Is LinkedIn Advertising Right For You?

Virtually every professional search involving business will eventually lead to LinkedIn. LinkedIn is the premier B2B network, and probably the most effective way to market to other businesses and business people. LinkedIn has 332 million members globally with 107 million of those members in the United States. LinkedIn members are all about business. This is not a cat videos and cake pictures kind of network.

Advertising on LinkedIn reaches “the most affluent, influential and educated audience on social media”. But LinkedIn ads are not for every situation; they can be tricky for some businesses and valuable to others.

Overlooking LinkedIn

If you have never advertised on LinkedIn, you’re not alone. LinkedIn ads are often overlooked as a valuable ad spend. It might be attributed to the impressions that LinkedIn is not a ‘social’ social network, it’s primarily focused on B2B and it’s got a smaller audience than Facebook. Also, LinkedIn advertising is a very different model compared to other social networks.
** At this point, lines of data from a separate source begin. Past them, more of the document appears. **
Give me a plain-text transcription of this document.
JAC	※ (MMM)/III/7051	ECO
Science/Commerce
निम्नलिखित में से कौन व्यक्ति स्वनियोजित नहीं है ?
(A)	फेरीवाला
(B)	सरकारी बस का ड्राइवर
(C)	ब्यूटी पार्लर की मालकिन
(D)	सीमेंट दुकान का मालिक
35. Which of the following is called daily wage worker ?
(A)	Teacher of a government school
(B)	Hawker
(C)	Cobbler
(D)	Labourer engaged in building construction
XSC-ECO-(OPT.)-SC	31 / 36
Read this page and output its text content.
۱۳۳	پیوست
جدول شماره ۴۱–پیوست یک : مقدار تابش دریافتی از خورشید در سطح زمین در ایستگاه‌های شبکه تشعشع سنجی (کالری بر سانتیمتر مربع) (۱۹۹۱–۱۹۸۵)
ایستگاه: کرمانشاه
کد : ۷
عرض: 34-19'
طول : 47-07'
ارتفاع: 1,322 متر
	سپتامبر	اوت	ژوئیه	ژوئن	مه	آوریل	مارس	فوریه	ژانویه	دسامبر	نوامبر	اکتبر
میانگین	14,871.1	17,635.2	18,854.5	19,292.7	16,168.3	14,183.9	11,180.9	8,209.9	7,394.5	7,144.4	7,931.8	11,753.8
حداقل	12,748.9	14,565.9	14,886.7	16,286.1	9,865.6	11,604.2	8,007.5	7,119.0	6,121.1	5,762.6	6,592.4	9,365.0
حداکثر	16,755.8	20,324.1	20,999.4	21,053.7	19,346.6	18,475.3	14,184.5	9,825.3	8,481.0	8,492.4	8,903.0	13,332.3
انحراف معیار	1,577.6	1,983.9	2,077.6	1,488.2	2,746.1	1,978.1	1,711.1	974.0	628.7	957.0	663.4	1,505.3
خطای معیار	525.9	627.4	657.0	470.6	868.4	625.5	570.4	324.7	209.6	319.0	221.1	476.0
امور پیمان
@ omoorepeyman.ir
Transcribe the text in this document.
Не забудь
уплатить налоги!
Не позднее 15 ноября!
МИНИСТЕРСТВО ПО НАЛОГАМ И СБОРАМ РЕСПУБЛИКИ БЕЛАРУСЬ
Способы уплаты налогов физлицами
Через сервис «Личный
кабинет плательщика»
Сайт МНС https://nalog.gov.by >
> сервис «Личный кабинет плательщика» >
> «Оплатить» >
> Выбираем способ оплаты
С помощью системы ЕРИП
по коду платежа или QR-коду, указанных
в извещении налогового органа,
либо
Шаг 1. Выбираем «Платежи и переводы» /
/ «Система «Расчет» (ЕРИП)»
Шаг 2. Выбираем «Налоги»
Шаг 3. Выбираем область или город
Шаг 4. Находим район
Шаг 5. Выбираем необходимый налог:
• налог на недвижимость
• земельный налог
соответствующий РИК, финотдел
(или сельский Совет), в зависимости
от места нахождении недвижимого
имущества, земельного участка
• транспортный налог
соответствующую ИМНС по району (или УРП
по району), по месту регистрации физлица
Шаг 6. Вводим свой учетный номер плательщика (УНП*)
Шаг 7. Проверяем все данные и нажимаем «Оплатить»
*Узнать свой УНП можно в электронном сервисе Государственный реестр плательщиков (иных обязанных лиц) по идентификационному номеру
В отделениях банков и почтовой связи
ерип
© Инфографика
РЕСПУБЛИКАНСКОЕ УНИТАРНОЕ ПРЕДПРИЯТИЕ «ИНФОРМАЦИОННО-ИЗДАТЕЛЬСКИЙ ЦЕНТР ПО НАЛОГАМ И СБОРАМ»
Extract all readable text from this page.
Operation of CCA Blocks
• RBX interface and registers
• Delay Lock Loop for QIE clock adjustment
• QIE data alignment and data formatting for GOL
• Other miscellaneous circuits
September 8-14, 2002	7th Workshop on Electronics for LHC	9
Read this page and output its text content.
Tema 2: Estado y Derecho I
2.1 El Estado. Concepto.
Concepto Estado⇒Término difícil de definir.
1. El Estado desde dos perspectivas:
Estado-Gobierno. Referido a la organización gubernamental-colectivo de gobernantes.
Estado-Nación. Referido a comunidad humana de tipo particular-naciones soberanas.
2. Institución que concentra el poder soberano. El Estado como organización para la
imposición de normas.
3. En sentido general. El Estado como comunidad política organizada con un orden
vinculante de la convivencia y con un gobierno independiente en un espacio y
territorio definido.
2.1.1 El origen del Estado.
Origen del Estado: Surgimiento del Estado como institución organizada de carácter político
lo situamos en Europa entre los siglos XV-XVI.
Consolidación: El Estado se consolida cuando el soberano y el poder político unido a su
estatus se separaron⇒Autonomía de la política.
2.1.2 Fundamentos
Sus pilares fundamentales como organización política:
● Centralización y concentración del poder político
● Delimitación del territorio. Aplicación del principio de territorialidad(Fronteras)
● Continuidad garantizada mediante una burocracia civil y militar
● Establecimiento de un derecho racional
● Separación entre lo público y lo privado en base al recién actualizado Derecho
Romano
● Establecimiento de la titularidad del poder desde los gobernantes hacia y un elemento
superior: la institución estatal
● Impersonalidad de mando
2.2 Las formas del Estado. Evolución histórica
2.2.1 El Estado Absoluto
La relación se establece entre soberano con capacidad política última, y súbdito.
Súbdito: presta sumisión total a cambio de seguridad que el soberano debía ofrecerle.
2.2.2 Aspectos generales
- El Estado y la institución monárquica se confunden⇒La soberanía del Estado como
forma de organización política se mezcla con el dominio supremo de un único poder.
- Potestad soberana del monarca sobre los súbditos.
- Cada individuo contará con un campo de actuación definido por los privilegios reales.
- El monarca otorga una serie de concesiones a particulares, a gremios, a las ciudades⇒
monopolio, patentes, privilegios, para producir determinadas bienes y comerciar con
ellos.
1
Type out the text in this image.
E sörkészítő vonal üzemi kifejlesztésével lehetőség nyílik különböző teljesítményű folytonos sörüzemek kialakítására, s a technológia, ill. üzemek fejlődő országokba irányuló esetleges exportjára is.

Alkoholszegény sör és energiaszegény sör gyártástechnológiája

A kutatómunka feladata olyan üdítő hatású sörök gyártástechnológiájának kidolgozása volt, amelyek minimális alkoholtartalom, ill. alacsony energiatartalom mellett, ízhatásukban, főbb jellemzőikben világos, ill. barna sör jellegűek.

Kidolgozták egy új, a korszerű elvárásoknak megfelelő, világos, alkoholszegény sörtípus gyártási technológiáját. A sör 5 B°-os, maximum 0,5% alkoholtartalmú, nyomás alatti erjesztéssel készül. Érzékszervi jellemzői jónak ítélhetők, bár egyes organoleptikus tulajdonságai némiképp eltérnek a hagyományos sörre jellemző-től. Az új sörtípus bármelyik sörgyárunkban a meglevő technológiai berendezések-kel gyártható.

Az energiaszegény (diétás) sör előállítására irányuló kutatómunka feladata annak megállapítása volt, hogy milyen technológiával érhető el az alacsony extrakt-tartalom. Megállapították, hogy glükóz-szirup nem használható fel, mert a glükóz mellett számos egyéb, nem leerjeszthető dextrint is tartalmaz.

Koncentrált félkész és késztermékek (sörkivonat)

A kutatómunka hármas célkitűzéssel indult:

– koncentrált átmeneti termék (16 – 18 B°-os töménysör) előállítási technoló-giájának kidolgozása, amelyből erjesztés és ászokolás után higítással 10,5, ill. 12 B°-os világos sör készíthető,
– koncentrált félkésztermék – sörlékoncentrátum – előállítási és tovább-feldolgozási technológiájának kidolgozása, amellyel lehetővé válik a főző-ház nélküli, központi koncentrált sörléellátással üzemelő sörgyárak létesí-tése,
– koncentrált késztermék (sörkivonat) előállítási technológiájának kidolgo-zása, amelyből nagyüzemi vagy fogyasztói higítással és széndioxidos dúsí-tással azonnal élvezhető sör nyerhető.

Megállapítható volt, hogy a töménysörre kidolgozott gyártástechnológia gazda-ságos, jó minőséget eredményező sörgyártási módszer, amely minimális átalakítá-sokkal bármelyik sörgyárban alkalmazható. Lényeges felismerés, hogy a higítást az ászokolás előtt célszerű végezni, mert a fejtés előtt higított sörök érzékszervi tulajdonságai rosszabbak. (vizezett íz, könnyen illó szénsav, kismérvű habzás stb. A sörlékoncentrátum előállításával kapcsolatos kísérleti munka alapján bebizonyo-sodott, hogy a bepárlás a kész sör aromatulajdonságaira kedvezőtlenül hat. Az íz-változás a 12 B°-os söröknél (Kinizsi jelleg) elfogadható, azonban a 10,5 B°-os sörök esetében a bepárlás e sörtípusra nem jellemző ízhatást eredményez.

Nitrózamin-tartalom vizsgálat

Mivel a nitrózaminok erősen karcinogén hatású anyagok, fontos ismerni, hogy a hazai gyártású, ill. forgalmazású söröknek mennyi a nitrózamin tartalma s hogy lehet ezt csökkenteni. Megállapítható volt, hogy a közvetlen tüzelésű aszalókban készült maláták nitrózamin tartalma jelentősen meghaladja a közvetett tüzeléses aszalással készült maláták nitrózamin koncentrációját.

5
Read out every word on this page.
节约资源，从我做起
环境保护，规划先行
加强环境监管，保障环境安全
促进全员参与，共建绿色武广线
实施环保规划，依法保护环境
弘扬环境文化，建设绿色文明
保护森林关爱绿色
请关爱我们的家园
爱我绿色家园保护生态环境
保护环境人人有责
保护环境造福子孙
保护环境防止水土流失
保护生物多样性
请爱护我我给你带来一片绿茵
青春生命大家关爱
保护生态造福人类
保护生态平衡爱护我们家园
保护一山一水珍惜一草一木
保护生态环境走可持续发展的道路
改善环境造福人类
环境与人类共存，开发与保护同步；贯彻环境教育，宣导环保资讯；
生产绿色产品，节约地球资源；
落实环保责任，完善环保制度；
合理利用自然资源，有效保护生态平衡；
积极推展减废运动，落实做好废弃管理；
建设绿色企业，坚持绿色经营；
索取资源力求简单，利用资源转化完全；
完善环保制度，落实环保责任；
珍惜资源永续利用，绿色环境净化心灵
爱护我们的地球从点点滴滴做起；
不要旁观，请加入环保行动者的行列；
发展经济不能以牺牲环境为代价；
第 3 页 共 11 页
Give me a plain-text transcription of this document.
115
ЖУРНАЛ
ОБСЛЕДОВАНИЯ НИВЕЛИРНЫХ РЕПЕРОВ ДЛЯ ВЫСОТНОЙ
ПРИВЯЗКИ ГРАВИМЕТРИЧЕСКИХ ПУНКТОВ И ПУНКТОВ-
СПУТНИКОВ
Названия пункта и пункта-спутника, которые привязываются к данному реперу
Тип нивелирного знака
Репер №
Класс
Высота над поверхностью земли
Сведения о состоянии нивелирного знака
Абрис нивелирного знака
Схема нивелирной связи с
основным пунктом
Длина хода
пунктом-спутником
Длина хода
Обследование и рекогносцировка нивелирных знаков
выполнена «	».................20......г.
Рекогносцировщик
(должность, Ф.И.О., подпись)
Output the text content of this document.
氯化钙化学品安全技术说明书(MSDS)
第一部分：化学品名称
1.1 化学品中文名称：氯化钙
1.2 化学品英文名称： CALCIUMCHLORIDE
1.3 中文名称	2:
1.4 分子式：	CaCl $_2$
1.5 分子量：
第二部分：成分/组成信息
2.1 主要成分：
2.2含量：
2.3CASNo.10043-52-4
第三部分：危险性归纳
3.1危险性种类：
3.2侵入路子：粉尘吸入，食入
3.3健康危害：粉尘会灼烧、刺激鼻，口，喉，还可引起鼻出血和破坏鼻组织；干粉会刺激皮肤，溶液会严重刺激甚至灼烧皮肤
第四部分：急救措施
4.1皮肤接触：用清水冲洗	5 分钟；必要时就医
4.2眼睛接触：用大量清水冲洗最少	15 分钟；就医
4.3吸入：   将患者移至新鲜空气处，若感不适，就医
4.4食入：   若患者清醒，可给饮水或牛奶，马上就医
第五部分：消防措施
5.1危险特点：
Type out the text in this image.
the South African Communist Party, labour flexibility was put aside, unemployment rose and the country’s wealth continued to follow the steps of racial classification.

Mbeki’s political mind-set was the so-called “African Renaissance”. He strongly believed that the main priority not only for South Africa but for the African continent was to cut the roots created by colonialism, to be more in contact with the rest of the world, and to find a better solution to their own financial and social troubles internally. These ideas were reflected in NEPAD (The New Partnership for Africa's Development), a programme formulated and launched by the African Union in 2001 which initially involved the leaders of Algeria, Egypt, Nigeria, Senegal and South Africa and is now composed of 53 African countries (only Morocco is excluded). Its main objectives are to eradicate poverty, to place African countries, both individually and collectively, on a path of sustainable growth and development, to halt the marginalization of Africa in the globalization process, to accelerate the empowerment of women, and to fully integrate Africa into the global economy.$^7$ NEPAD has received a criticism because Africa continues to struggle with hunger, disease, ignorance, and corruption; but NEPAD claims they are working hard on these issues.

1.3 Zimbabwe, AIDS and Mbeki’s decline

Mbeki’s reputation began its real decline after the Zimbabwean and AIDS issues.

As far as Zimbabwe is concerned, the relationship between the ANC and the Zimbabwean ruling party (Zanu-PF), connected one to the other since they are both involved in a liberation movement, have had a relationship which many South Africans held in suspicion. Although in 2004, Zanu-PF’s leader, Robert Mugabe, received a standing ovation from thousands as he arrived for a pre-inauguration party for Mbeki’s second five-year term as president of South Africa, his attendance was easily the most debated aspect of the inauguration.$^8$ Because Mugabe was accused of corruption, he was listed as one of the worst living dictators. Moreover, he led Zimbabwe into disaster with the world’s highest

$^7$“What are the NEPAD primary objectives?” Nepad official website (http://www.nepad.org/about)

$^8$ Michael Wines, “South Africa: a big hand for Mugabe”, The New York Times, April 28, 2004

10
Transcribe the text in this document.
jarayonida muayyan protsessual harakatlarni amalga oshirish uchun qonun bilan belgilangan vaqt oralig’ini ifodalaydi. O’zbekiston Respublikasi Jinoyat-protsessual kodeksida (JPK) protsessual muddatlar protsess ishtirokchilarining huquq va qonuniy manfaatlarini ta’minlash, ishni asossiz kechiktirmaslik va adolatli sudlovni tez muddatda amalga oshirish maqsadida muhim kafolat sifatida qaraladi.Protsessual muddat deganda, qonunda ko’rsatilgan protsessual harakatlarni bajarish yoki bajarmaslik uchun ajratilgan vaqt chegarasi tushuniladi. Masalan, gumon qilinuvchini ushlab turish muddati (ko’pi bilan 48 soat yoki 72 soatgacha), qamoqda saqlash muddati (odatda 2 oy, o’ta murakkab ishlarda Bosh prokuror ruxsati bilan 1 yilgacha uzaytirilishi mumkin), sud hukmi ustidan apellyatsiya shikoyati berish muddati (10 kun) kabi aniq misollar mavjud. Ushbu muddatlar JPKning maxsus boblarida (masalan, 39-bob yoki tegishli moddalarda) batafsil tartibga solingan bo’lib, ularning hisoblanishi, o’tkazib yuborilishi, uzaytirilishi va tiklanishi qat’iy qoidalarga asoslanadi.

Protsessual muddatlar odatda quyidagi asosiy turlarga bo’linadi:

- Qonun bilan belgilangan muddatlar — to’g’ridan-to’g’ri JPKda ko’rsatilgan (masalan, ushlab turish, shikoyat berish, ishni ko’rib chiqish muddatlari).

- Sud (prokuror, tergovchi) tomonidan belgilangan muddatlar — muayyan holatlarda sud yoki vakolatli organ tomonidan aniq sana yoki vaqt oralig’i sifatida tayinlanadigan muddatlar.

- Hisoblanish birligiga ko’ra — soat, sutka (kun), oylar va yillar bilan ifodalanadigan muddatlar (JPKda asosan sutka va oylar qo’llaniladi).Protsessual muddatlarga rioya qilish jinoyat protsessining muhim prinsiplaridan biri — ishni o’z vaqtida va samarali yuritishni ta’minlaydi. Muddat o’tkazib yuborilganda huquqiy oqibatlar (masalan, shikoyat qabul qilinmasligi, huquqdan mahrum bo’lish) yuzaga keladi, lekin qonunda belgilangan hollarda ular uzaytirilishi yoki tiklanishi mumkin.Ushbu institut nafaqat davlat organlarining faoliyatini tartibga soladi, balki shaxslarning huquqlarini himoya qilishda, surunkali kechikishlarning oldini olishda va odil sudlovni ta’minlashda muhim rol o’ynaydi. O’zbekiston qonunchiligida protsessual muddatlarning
LinkedIn offers a number of interesting advantages for people and businesses when the alignment of what LinkedIn represents matches what the advertiser needs. Its targeting features are fantastic for reaching business customers, ads can be pinpointed to qualified traffic, and when you align your offer with the right audience LinkedIn can be the best value for your time and money.

Get Going

To get started, you need a LinkedIn account. Assuming you are reading this, you already have that. But if you want to advertise for a business, you may want to establish a LinkedIn free business account so you can share your data. Here are some FAQs about business accounts for ads.

What Kind of Ad?

LinkedIn offers text ads and sponsored content. You’ll want to test both to see which works better. The good thing is, the cost is about the same.
Text Ads have an image and are shown on the right side of internal pages. They have a headline and a description and they are shown to desktop users only.
Sponsored Updates are shown in the newsfeed directly. They have an intro line, title line, and a description section. These ads display on all devices.

Build your campaign

Name your campaign so you can identify it against other ads you will create. The key is to run concurrent ads to guage the success each one brings. You can set up 15 ads per campaign, so naming your ad something like, “Spring Home Improvement offer men 18-30,” is much better than, “Spring Ad 1”.

Find Your Audience

If you are considering advertising, you already have a basic understanding of who your audience is. LinkedIn allows you to target your audience with distinct targeting options. As you select the criteria, LinkedIn will show you the audience size you’ll reach. The more specific you get, the fewer people will see your ads, and that’s a good thing. These options include

  • Location
  • Company – company name, industry, company size
  • Job Title – specific job title and function
  • Schools
  • Degree
  • Field of Study
  • Skills (e.g., HTML or Project Management)
  • LinkedIn Groups – up to 100 active groups
  • Gender
  • Age

Name your budget

This part can be confusing for some people just starting out with a campaign. LinkedIn gives you a choice of paying for the number of clicks your ad receives or by impressions. The first option is cost-per-click or CPC.  The second is how many times your ad is shown, whether action is taken or not.

You might want to try click-through pricing when you start. It allows you to test the effectiveness of ads. When you find the combination of location/image/ad copy that produces good results, you can switch to impression based payments.  The difference in pricing is that you pay a fixed amount for impressions, and you bid a price for click throughs. With impression-based pricing, you pay a fixed amount for every 1,000 displays.

LinkedIn’s Social Navigator

LinkedIn Social Navigator might be another option when thinking about engaging on the network.  LinkedIn Social Navigator, according to Mike Derezin, VP Sales Solutions, makes it easy for sales professionals to stay updated about key accounts, focus on the right people, and build trusted relationships. It aligns itself with the key concepts of social selling: establishing a presence on social networks, finding the right people, engaging, and building trust.

LinkedIn’s Sales Navigator is a premium service that costs around $80-$90 per month. What Navigator does for you is focuses your efforts to find the right person. When you are researching a person or a potential, you can filter the list of contacts (or contact’s contacts) using keywords like occupation, company and more. By focusing your search to the key people, you filter out the non-key people.  That can be a valuable use of money to save time, indeed.

 

If LinkedIn talks to your target audience, there are few networks that can match the focus and opportunity of a successful LinkedIn campaign.